Despite the promising therapeutic prospects of TFRC targeting, several challenges remain. First, the essential physiological role of TFRC demands highly selective therapeutic strategies to avoid adverse effects such as anemia and immune suppression caused by systemic iron deficiency. Second, the iron metabolism regulatory network in the tumor microenvironment is complex, involving various transporters (e.g., DMT1, Ferroportin) and regulators (e.g., hepcidin). Targeting TFRC alone may not fully block iron acquisition by tumor cells. Additionally, the iron metabolism characteristics vary across tumor types, requiring the development of personalized biomarkers to guide therapy. Future research should integrate nanotechnology to develop tumor-specific TFRC inhibitors, explore TFRC expression levels as predictive markers for treatment response, and design more precise iron chelation delivery systems that can inhibit tumor growth while preserving normal cell function.

Reference

  1. Moharir SC, Sirohi K, Swarup G. Regulation of transferrin receptor trafficking by optineurin and its disease-associated mutants.
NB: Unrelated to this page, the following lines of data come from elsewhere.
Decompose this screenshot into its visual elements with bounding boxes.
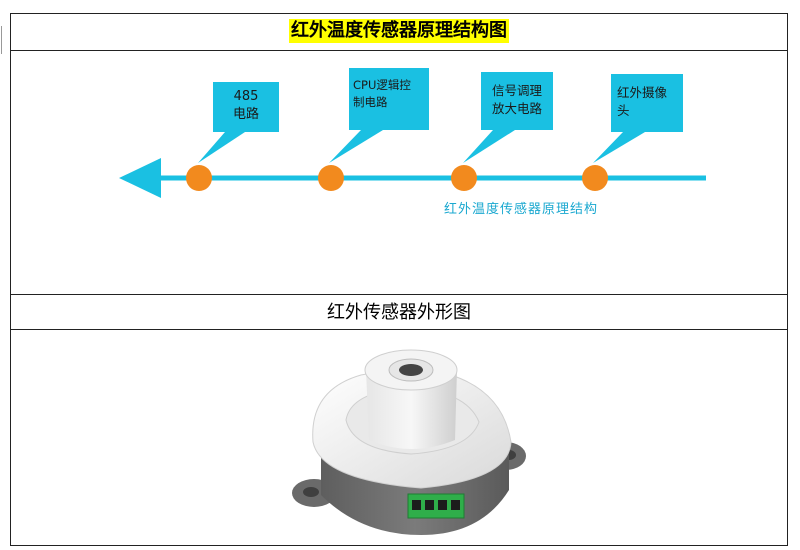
callout-label-line1: 485 — [234, 89, 259, 104]
callout-label-line2: 电路 — [233, 106, 259, 122]
callout-pointer — [463, 130, 515, 163]
document-table: 红外温度传感器原理结构图 485 电路 CPU逻辑控 制电路 — [1, 13, 788, 546]
node-camera — [582, 165, 608, 191]
callout-box — [481, 72, 553, 130]
callout-485: 485 电路 — [198, 82, 279, 163]
callout-cpu: CPU逻辑控 制电路 — [329, 68, 429, 163]
callout-box — [213, 82, 279, 132]
node-signal — [451, 165, 477, 191]
callout-pointer — [593, 132, 645, 163]
edge-mark — [1, 26, 2, 54]
structure-diagram: 485 电路 CPU逻辑控 制电路 信号调理 放大电路 红外摄像 — [119, 68, 706, 217]
callout-label-line1: 信号调理 — [492, 83, 543, 98]
sensor-lens-body — [366, 370, 457, 449]
subtitle-row: 红外传感器外形图 — [11, 295, 787, 330]
callout-label-line2: 放大电路 — [492, 101, 543, 116]
title-row: 红外温度传感器原理结构图 — [1, 14, 787, 54]
document-title: 红外温度传感器原理结构图 — [289, 19, 509, 43]
callout-box — [611, 74, 683, 132]
callout-pointer — [198, 132, 245, 163]
sensor-product-image — [292, 349, 526, 535]
callout-label-line1: CPU逻辑控 — [353, 78, 411, 92]
callout-signal: 信号调理 放大电路 — [463, 72, 553, 163]
node-485 — [186, 165, 212, 191]
callout-pointer — [329, 130, 383, 163]
photo-section-title: 红外传感器外形图 — [327, 302, 471, 323]
timeline-arrowhead — [119, 158, 161, 198]
terminal-connector — [407, 493, 465, 519]
diagram-row: 485 电路 CPU逻辑控 制电路 信号调理 放大电路 红外摄像 — [11, 51, 787, 295]
callout-label-line1: 红外摄像 — [617, 85, 668, 100]
callout-label-line2: 制电路 — [353, 95, 388, 109]
callout-label-line2: 头 — [617, 103, 630, 118]
sensor-lens-window — [399, 364, 423, 376]
node-cpu — [318, 165, 344, 191]
callout-camera: 红外摄像 头 — [593, 74, 683, 163]
diagram-caption: 红外温度传感器原理结构 — [444, 201, 598, 217]
photo-row — [11, 330, 787, 545]
callout-box — [349, 68, 429, 130]
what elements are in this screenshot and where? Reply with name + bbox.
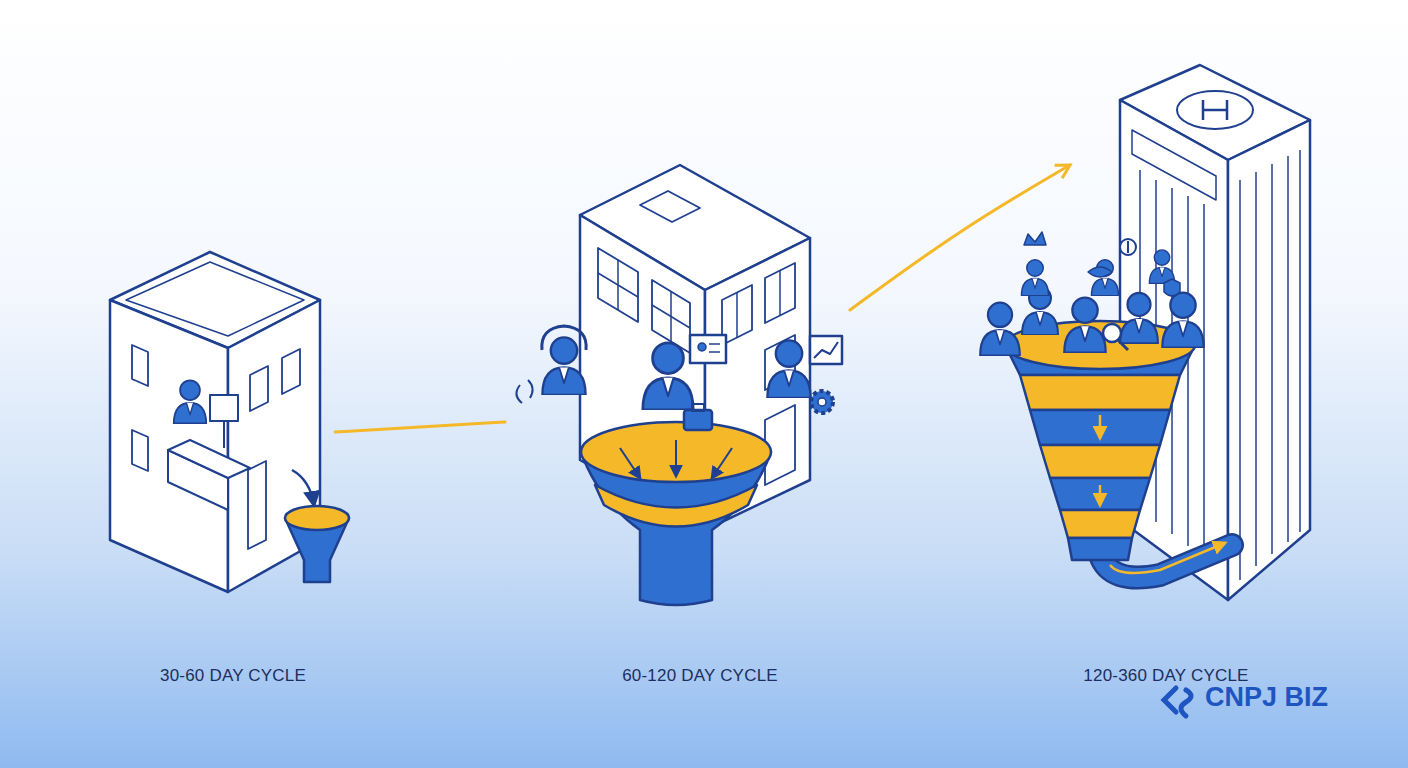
watermark: CNPJ BIZ: [1205, 682, 1328, 713]
stage-building: 30-60 DAY CYCLE: [100, 245, 335, 695]
flow-connector: [850, 165, 1070, 310]
tower: [980, 65, 1310, 600]
stage-building: 60-120 DAY CYCLE: [505, 160, 850, 695]
flow-connector: [335, 422, 505, 432]
cycle-label: 60-120 DAY CYCLE: [622, 666, 778, 686]
small-office: [110, 252, 349, 592]
mid-office: [516, 165, 842, 605]
cycle-label: 30-60 DAY CYCLE: [160, 666, 306, 686]
logo-mark: [1164, 688, 1191, 716]
stage-building: 120-360 DAY CYCLE: [1070, 60, 1330, 695]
Prog Mol Biol Transl Sci. 2023;194:67-78.
  2. Karbakhsh Ravari F, Ghasemi Gorji M, Rafiei A. From iron-driven cell death to clot formation: The emerging role of ferroptosis in thrombogenesis. Biomed Pharmacother. 2025 Aug;189:118328.
  3. Shen Y, Li X, Dong D, et al. Transferrin receptor 1 in cancer: a new sight for cancer therapy. Am J Cancer Res. 2018 Jun 1;8(6):916-931.